Results: Out of 106 patients who entered the OLE phase (placebo: 59, paliperidone-ER: 47), a total of 85 (80%) completed it. Thirty-five (33%) patients experienced at least one TEAE; most common were akathisia, somnolence, nasopharyngitis, and constipation (3.8% each). Serious TEAEs were noted in two patients (completed suicide; schizophrenia worsening). No TEAEs with an onset during the OLE phase led to discontinuation. Extrapyramidal symptoms related-TEAEs were reported in eight (7.5%) patients. Mean (standard deviation) changes in Positive and Negative Syndrome Scale total scores (-10.4 [13.2]), Clinical Global Impression-Severity scores (-0.6 [0.96]) and Personal and Social Performance scores (7.4 [13.2]) from OLE baseline to OLE endpoint showed patients who had been treated with placebo during the DB phase experienced more pronounced improvements.

Conclusion: In this OLE study, flexibly dosed paliperidone-ER (3-12 mg/day) was tolerable and efficacious in Chinese patients with schizophrenia.

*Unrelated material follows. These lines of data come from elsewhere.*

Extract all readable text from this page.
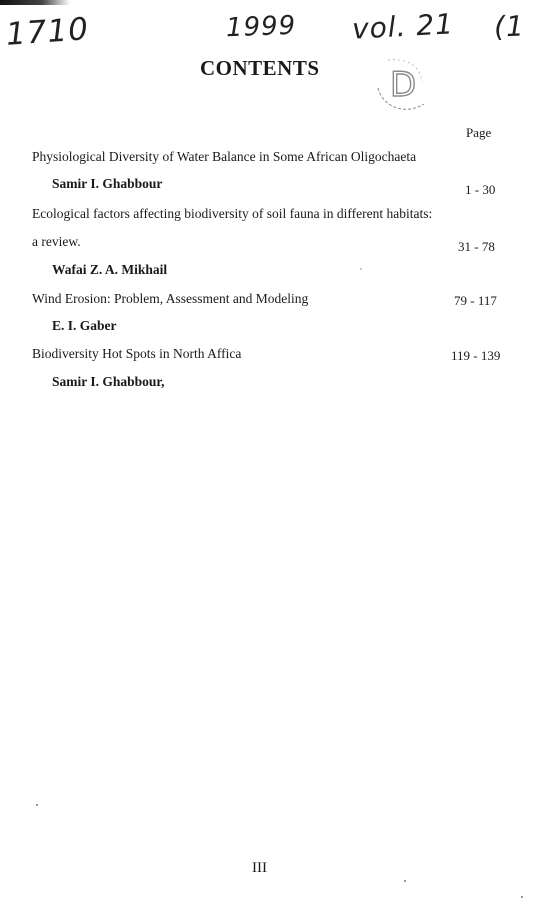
1710	1999 vol. 21 (1
CONTENTS D
Page
Physiological Diversity of Water Balance in Some African Oligochaeta
Samir I. Ghabbour	1 - 30
Ecological factors affecting biodiversity of soil fauna in different habitats:
a review.	31 - 78
Wafai Z. A. Mikhail
Wind Erosion: Problem, Assessment and Modeling	79 - 117
E. I. Gaber
Biodiversity Hot Spots in North Affica	119 - 139
Samir I. Ghabbour,
III
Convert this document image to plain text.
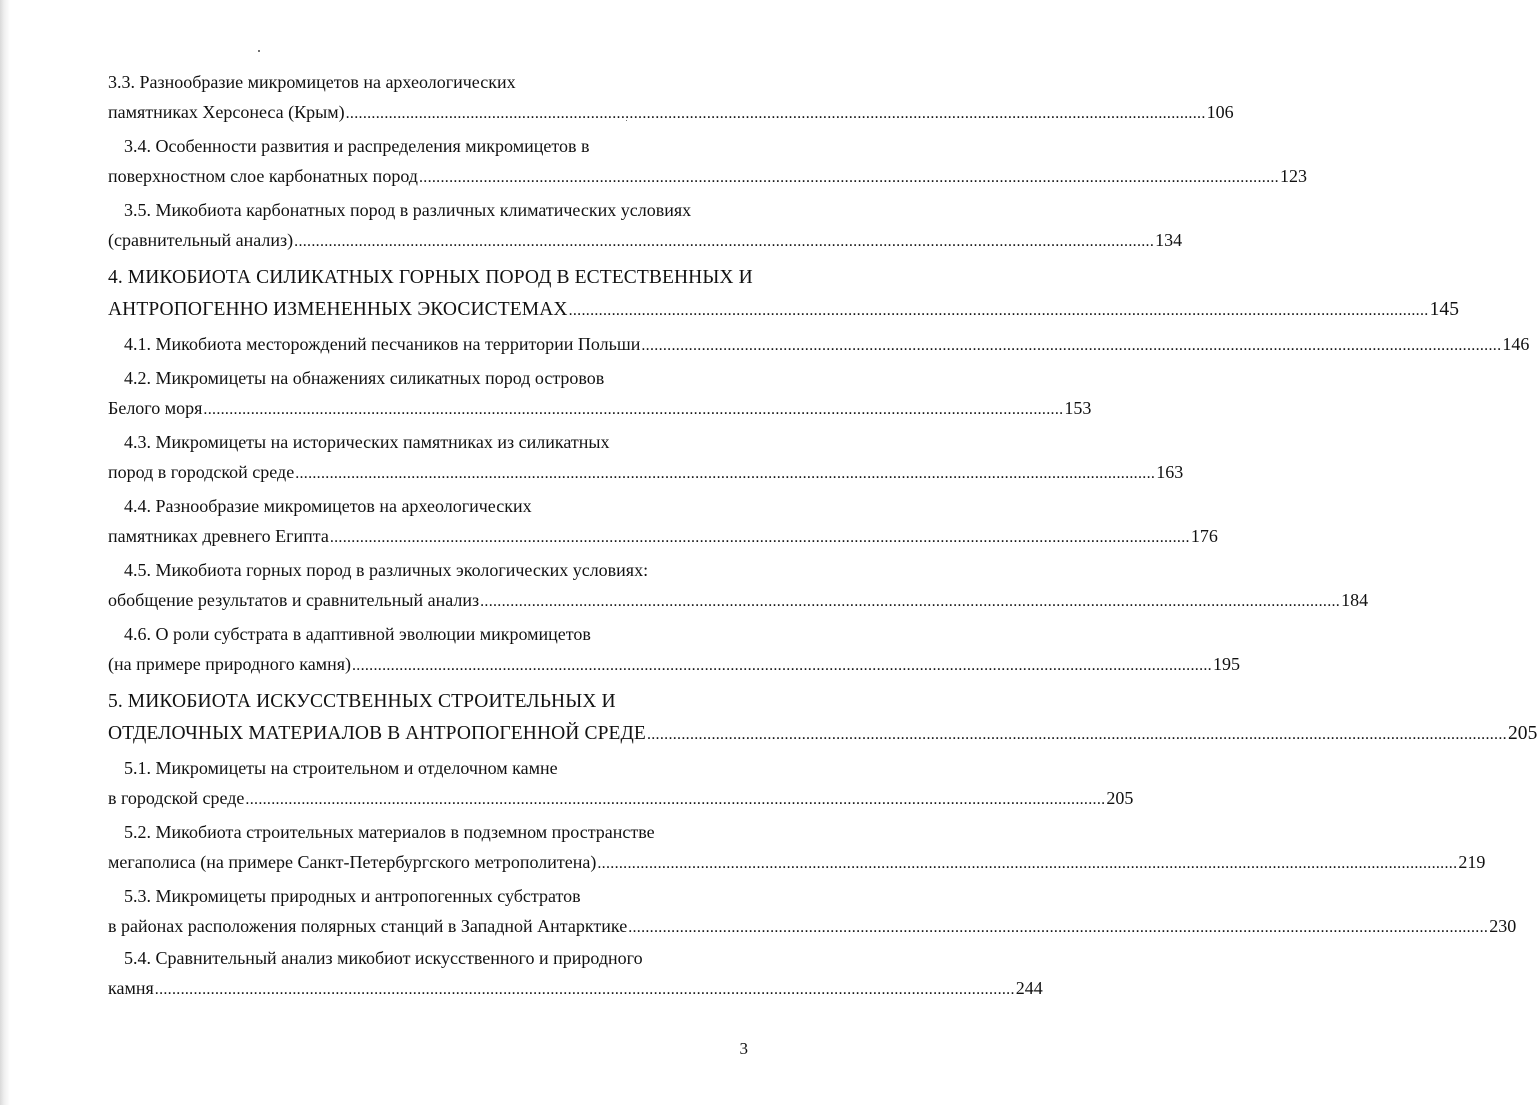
3.3. Разнообразие микромицетов на археологических
памятниках Херсонеса (Крым) ........................................................................................................................................................................................................ 106
3.4. Особенности развития и распределения микромицетов в
поверхностном слое карбонатных пород ........................................................................................................................................................................................................ 123
3.5. Микобиота карбонатных пород в различных климатических условиях
(сравнительный анализ) ........................................................................................................................................................................................................ 134
4. МИКОБИОТА СИЛИКАТНЫХ ГОРНЫХ ПОРОД В ЕСТЕСТВЕННЫХ И
АНТРОПОГЕННО ИЗМЕНЕННЫХ ЭКОСИСТЕМАХ ........................................................................................................................................................................................................ 145
4.1. Микобиота месторождений песчаников на территории Польши ........................................................................................................................................................................................................ 146
4.2. Микромицеты на обнажениях силикатных пород островов
Белого моря ........................................................................................................................................................................................................ 153
4.3. Микромицеты на исторических памятниках из силикатных
пород в городской среде ........................................................................................................................................................................................................ 163
4.4. Разнообразие микромицетов на археологических
памятниках древнего Египта ........................................................................................................................................................................................................ 176
4.5. Микобиота горных пород в различных экологических условиях:
обобщение результатов и сравнительный анализ ........................................................................................................................................................................................................ 184
4.6. О роли субстрата в адаптивной эволюции микромицетов
(на примере природного камня) ........................................................................................................................................................................................................ 195
5. МИКОБИОТА ИСКУССТВЕННЫХ СТРОИТЕЛЬНЫХ И
ОТДЕЛОЧНЫХ МАТЕРИАЛОВ В АНТРОПОГЕННОЙ СРЕДЕ ........................................................................................................................................................................................................ 205
5.1. Микромицеты на строительном и отделочном камне
в городской среде ........................................................................................................................................................................................................ 205
5.2. Микобиота строительных материалов в подземном пространстве
мегаполиса (на примере Санкт-Петербургского метрополитена) ........................................................................................................................................................................................................ 219
5.3. Микромицеты природных и антропогенных субстратов
в районах расположения полярных станций в Западной Антарктике ........................................................................................................................................................................................................ 230
5.4. Сравнительный анализ микобиот искусственного и природного
камня ........................................................................................................................................................................................................ 244
3
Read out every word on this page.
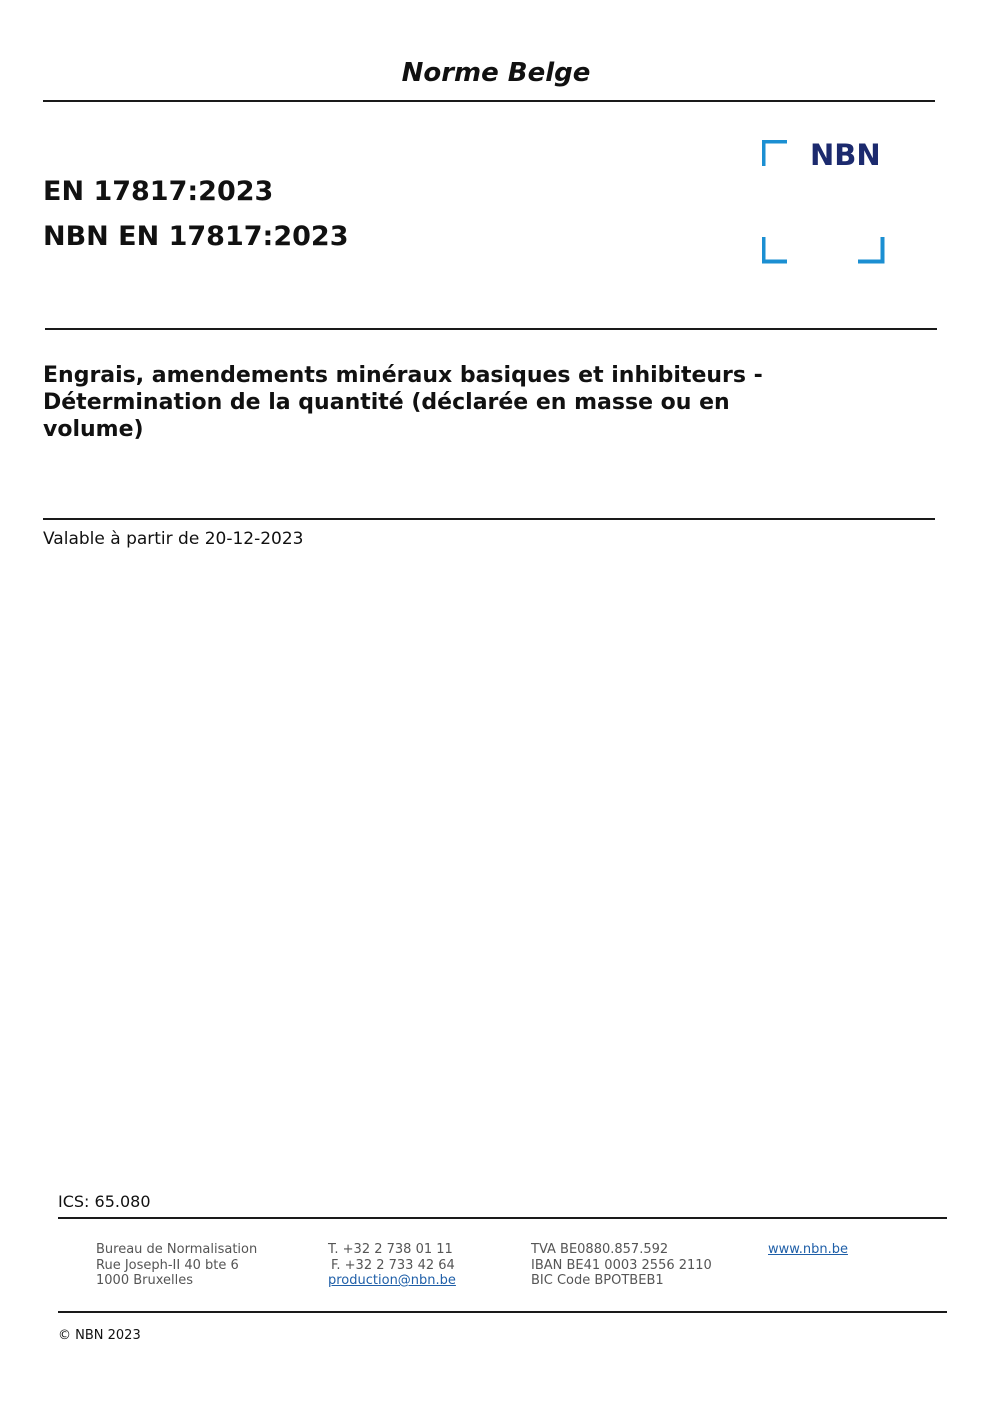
Norme Belge
EN 17817:2023
NBN EN 17817:2023
NBN
Engrais, amendements minéraux basiques et inhibiteurs -
Détermination de la quantité (déclarée en masse ou en
volume)
Valable à partir de 20-12-2023
ICS: 65.080
Bureau de Normalisation
Rue Joseph-II 40 bte 6
1000 Bruxelles
T. +32 2 738 01 11
F. +32 2 733 42 64
production@nbn.be
TVA BE0880.857.592
IBAN BE41 0003 2556 2110
BIC Code BPOTBEB1
www.nbn.be
© NBN 2023
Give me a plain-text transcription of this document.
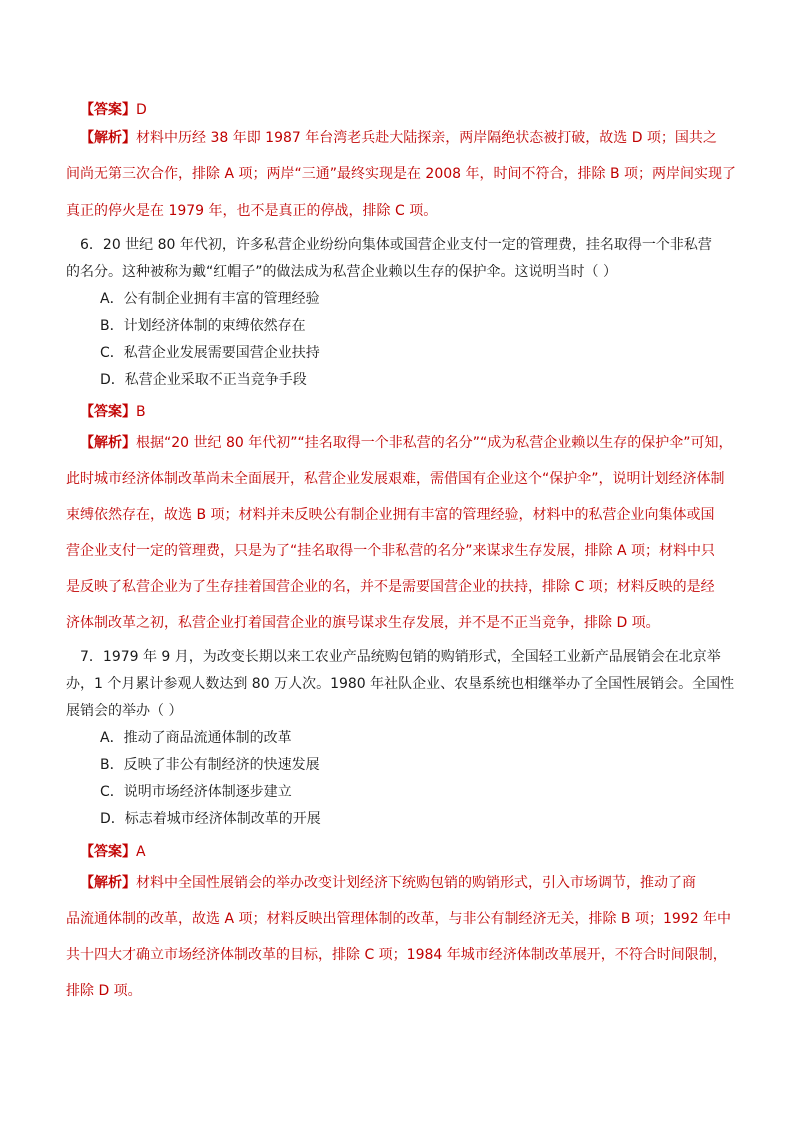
【答案】D
【解析】材料中历经 38 年即 1987 年台湾老兵赴大陆探亲，两岸隔绝状态被打破，故选 D 项；国共之
间尚无第三次合作，排除 A 项；两岸“三通”最终实现是在 2008 年，时间不符合，排除 B 项；两岸间实现了
真正的停火是在 1979 年，也不是真正的停战，排除 C 项。
6．20 世纪 80 年代初，许多私营企业纷纷向集体或国营企业支付一定的管理费，挂名取得一个非私营
的名分。这种被称为戴“红帽子”的做法成为私营企业赖以生存的保护伞。这说明当时（ ）
A．公有制企业拥有丰富的管理经验
B．计划经济体制的束缚依然存在
C．私营企业发展需要国营企业扶持
D．私营企业采取不正当竞争手段
【答案】B
【解析】根据“20 世纪 80 年代初”“挂名取得一个非私营的名分”“成为私营企业赖以生存的保护伞”可知，
此时城市经济体制改革尚未全面展开，私营企业发展艰难，需借国有企业这个“保护伞”，说明计划经济体制
束缚依然存在，故选 B 项；材料并未反映公有制企业拥有丰富的管理经验，材料中的私营企业向集体或国
营企业支付一定的管理费，只是为了“挂名取得一个非私营的名分”来谋求生存发展，排除 A 项；材料中只
是反映了私营企业为了生存挂着国营企业的名，并不是需要国营企业的扶持，排除 C 项；材料反映的是经
济体制改革之初，私营企业打着国营企业的旗号谋求生存发展，并不是不正当竞争，排除 D 项。
7．1979 年 9 月，为改变长期以来工农业产品统购包销的购销形式，全国轻工业新产品展销会在北京举
办，1 个月累计参观人数达到 80 万人次。1980 年社队企业、农垦系统也相继举办了全国性展销会。全国性
展销会的举办（ ）
A．推动了商品流通体制的改革
B．反映了非公有制经济的快速发展
C．说明市场经济体制逐步建立
D．标志着城市经济体制改革的开展
【答案】A
【解析】材料中全国性展销会的举办改变计划经济下统购包销的购销形式，引入市场调节，推动了商
品流通体制的改革，故选 A 项；材料反映出管理体制的改革，与非公有制经济无关，排除 B 项；1992 年中
共十四大才确立市场经济体制改革的目标，排除 C 项；1984 年城市经济体制改革展开，不符合时间限制，
排除 D 项。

Keywords: CGI-S score; PANSS score; PSP score; paliperidone.

Figure 1

Study design and patient disposition. Abbreviations: Pbo, placebo; Pali, paliperidone extended-release.

Figure 2

Arithmetic mean (±SE) PANSS total score over time – LOCF (run-in, stabilization, DB, OLE). Abbreviations: BL, baseline; DB, double-blind; LOCF, last observation carried forward; OLE, open-label extension; PANSS, Positive and Negative Syndrome Scale; Pali, paliperidone; ER, extended release; Pbo, placebo; RI, run-in; SE, standard error; ST, stabilization.

Figure 3

CGI-S frequency at baseline (run-in), baseline (DB), baseline (OLE) and endpoint (OLE). Abbreviations: OLE, open-label extension; Pbo, placebo; Pali, paliperidone extended-release; CGI-S, Clinical Global Impression-Severity; DB, double-blind; RI, run-in.

Figure 4

Arithmetic mean (±SE) PSP score over time – LOCF (run-in, stabilization, DB, OLE). Abbreviations: SE, standard error; PSP, personal and social performance; LOCF, last observation carried forward; BL, baseline; OLE, open-label extension; Pbo, placebo; Pali, paliperidone; ER, extended release; CGI-S, Clinical Global Impression-Severity; DB, double-blind; RI, run-in; ST, stabilization.